I’ve been fine-tuning a Hugging Face model with Ray Tune population based training, and I’d like to visualize my results in W&B. However, it seems that W&B doesn’t show every version of each model. I’d like to track how the models develop over time. Is there a way to do this?
Here is a screenshot of what my dashboard looks like after runs are complete (2-5 epochs, depending on the model).
The seventh model has data for training steps 0 and 1, but there should be a lot more training steps. All the other training models have data for only step 0. The configuration variables should also vary across steps, but they don’t.
Here are the options I used for the hyperparameter search. I don’t have a repro yet, but I can work on creating one.
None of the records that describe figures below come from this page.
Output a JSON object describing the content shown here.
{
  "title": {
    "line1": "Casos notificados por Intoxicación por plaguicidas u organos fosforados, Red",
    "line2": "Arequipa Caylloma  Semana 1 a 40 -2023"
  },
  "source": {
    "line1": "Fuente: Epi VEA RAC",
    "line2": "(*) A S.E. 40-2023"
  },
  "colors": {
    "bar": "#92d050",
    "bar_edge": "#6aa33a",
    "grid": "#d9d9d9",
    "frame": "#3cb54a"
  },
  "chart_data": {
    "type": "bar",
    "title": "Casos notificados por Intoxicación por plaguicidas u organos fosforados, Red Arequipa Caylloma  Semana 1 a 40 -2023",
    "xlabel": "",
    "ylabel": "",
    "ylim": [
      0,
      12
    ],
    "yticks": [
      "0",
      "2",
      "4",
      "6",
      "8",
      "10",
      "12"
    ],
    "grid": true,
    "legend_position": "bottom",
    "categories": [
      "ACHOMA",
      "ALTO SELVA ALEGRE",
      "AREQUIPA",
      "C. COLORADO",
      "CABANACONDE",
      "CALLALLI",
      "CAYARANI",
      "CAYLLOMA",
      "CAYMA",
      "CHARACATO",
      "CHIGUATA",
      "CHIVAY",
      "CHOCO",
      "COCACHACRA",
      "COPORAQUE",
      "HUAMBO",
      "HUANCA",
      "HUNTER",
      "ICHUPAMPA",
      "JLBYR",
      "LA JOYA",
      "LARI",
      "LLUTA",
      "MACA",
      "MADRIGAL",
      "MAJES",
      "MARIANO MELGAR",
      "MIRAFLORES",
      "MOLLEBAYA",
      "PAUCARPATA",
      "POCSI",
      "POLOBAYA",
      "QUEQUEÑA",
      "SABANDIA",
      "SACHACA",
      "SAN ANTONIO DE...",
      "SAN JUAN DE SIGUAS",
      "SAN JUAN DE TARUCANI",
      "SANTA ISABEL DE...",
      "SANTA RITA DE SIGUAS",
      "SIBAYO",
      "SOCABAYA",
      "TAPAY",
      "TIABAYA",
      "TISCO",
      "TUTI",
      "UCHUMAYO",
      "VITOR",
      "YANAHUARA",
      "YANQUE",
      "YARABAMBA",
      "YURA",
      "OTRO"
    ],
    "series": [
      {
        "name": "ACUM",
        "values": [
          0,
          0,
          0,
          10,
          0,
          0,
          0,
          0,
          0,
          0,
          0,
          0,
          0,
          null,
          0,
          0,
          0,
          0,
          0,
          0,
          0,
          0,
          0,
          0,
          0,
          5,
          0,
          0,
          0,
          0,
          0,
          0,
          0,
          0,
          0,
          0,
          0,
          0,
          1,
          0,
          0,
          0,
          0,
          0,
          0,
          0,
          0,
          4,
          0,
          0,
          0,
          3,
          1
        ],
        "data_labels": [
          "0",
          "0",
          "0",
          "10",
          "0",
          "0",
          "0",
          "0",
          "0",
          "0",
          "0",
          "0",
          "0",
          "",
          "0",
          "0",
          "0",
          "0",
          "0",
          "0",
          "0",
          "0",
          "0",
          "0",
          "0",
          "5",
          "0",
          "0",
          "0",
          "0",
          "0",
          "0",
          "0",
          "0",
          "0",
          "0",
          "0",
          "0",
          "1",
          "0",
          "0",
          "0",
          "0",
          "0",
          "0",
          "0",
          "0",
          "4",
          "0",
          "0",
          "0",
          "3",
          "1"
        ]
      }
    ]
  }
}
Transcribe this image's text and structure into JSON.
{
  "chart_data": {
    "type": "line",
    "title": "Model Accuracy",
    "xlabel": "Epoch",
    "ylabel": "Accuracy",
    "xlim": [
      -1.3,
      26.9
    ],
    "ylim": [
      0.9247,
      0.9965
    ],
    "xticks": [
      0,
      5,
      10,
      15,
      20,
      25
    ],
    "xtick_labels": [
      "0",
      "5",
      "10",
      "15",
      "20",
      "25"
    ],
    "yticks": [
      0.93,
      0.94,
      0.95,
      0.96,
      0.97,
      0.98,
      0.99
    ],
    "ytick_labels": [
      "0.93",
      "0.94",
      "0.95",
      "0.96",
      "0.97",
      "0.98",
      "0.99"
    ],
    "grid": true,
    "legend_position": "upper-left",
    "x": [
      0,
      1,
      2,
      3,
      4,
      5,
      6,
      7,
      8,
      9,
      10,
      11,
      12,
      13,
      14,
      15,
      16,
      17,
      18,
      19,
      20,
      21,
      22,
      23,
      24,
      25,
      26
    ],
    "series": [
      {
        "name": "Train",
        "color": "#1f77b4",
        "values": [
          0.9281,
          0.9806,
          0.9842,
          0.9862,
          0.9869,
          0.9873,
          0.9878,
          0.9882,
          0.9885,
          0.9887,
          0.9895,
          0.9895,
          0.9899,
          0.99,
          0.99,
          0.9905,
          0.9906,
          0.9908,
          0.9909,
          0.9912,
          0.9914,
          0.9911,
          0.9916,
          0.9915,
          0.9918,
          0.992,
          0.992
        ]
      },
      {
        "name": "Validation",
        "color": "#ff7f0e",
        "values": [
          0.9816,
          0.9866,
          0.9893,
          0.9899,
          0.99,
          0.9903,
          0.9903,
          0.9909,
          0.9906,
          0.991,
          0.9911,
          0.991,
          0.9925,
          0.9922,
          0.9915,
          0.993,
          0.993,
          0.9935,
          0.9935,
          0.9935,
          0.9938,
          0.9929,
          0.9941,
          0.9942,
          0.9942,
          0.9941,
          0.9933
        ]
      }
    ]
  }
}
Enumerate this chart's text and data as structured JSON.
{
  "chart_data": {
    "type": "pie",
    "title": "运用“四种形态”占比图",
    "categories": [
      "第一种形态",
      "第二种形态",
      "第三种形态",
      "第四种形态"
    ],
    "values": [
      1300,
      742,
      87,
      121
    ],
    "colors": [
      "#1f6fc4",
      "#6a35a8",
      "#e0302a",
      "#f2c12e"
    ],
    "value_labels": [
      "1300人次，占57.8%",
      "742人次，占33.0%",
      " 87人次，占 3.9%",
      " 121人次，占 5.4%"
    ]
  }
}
training_args = Seq2SeqTrainingArguments(
output_dir=".",
report_to="wandb",
learning_rate=1e-3, # config
warmup_steps=0, # config
weight_decay=0.1, # config
num_train_epochs=2, # config
evaluation_strategy="epoch",
save_strategy="epoch",
load_best_model_at_end=True,
save_total_limit=5,
max_steps=-1,
per_device_train_batch_size=4,
gradient_accumulation_steps=8,
per_device_eval_batch_size=4,
gradient_checkpointing=True,
gradient_checkpointing_kwargs={"use_reentrant":False}, # try
predict_with_generate=True,
generation_max_length=45,
generation_config=GenerationConfig(min_length=16, max_length=45),
use_cpu=(gpus_per_trial <= 0),
fp16=(True if gpus_per_trial>=1 else False),
logging_strategy="epoch",
logging_dir="./logs",
)
trainer = Seq2SeqTrainer(
model_init=get_model,
args=training_args,
train_dataset=tokenized_tweets["train"],
eval_dataset=tokenized_tweets["test"],
data_collator=data_collator,
compute_metrics=compute_metrics,
)
tune_config = {
"num_train_epochs": tune.choice([2, 3, 4, 5]),
"max_steps": 1 if smoke_test else -1, # Used for smoke test.
}
scheduler = PopulationBasedTraining(
time_attr="training_iteration",
metric="eval_rouge1",
mode="max",
perturbation_interval=1,
hyperparam_mutations={
"weight_decay": tune.uniform(0.0, 0.1),
"learning_rate": tune.loguniform(1e-4, 1e-1),
"warmup_steps": tune.randint(0, 4),
},
)
reporter = CLIReporter(
parameter_columns={
"weight_decay": "w_decay",
"learning_rate": "lr",
"warmup_steps": "warmup",
"num_train_epochs": "num_epochs",
},
metric_columns=["eval_loss", "eval_rouge1", "eval_rouge2", "eval_rougeL",
"eval_gen_len", "eval_runtime", "epoch", "training_iteration"],
)
best_result = trainer.hyperparameter_search(
hp_space=lambda _: tune_config,
backend="ray",
n_trials=num_samples,
resources_per_trial={"cpu": 1, "gpu": gpus_per_trial},
scheduler=scheduler,
checkpoint_score_attr="training_iteration",
stop={"training_iteration": 1} if smoke_test else None,
progress_reporter=reporter,
storage_path="/kaggle/working/ray_results/",
name="tune_transformer_pbt",
log_to_file=True,
callbacks=[WandbLoggerCallback(
project="t5_pbt_0",
group="t5_pbt_0",
log_config=True,
upload_checkpoints=True,
)],
checkpoint_config=train.CheckpointConfig(num_to_keep=4),
)